The court ruled that the elevator was not defective, but that SMG failed to keep it from being loaded beyond its capacity.

SMG appealed, arguing the plaintiffs did not prove their case, and that the court should have found some comparative fault on the part of the plaintiffs and their fellow passengers.

The Fourth Circuit Louisiana Court of Appeals disagreed, affirming the trial court's ruling in an opinion written by Judge Madeleine Landrieu.

"In its reasons for judgment, the trial court noted that despite having notice of problems with overcrowding and prior instances of elevator malfunction due to overcrowding, SMG did not put an attendant or any plan in place to monitor or control the crowds entering elevators," she noted.

Landrieu cited the testimony of John Simon, who worked for SMG when 30 attendees of the 2005 Essence Festival got stuck in an elevator.

Another SMG employee testified that two months before the accident, another overloaded Superdome elevator got stuck between floors.

"SMG knew or should have known that elevators in the Superdome had previously malfunctioned due to being overcrowded," Landrieu wrote. "This risk, then, was foreseeable."

On the issue of comparative fault, the three passengers testified that they did not see a sign on the elevator regarding a weight limit or passenger limit.

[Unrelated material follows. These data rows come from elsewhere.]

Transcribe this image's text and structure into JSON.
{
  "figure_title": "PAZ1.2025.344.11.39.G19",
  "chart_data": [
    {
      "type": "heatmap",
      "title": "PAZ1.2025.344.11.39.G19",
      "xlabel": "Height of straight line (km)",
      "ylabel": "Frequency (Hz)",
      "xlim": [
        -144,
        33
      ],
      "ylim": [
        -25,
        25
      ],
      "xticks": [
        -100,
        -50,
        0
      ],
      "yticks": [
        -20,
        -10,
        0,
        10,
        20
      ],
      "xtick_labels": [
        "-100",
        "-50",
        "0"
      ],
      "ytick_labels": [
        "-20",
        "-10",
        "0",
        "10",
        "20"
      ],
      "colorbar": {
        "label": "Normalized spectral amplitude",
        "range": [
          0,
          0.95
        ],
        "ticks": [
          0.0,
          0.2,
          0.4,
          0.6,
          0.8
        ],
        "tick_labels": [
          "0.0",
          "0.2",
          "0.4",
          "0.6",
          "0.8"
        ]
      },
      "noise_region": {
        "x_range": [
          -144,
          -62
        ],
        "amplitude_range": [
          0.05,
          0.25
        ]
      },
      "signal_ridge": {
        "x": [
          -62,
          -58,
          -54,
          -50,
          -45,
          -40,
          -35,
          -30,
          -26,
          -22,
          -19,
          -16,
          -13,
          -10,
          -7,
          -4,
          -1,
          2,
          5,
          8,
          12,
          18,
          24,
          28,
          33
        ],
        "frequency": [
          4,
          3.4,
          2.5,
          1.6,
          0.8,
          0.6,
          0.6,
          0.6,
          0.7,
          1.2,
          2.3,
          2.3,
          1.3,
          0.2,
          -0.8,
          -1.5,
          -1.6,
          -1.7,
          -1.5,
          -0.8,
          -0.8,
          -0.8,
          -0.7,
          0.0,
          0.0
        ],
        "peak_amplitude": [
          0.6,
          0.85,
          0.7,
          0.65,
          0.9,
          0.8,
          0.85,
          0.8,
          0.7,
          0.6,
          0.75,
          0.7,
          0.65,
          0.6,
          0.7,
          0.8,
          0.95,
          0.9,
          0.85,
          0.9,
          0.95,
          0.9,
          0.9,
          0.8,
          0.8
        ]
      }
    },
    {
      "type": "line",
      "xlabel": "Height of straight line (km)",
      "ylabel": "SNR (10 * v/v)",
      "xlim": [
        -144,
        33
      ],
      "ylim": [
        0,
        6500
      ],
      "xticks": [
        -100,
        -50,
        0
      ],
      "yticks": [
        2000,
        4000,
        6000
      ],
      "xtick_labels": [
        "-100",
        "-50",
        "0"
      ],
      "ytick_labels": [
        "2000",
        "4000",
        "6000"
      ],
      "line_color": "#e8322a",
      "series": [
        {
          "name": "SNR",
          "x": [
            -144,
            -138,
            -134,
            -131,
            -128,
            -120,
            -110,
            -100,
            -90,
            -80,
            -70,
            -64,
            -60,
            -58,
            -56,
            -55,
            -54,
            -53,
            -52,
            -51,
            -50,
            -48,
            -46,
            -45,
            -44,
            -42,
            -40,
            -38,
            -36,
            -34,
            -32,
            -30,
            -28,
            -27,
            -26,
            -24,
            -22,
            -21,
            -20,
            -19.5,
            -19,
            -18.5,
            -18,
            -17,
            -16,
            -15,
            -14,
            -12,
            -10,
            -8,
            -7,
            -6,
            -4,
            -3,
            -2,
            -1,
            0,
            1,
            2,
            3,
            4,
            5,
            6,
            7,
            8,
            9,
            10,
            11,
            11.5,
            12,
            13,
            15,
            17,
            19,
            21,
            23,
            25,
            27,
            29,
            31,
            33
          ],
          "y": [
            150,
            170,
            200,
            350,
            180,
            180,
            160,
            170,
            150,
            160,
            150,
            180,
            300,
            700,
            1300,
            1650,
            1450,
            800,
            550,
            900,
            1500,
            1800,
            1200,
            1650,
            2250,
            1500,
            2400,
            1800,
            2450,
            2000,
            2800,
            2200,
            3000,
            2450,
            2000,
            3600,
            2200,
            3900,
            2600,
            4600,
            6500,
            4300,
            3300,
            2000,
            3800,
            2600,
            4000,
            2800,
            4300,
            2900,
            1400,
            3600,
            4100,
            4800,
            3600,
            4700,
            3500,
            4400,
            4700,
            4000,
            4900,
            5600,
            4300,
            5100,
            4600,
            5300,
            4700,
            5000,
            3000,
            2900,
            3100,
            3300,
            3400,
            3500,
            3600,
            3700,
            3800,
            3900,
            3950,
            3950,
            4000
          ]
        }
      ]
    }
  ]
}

"We find that to hold plaintiffs responsible for monitoring how many other occupants entered the elevator after they had already boarded would be both unreasonable and impractical," Landrieu wrote.

While the judge affirmed almost all the damages awarded to Kizzy Stamps, she nevertheless found some variance in the testimony of expert witnesses about how much Stamps worked between the time of the accident and the trial.

These differences resulted in an error in calculating Stamps' lost wages, which Landrieu sought to correct.In doing so she reduced the amount Stamps is entitled to from $113,160 to $80,460.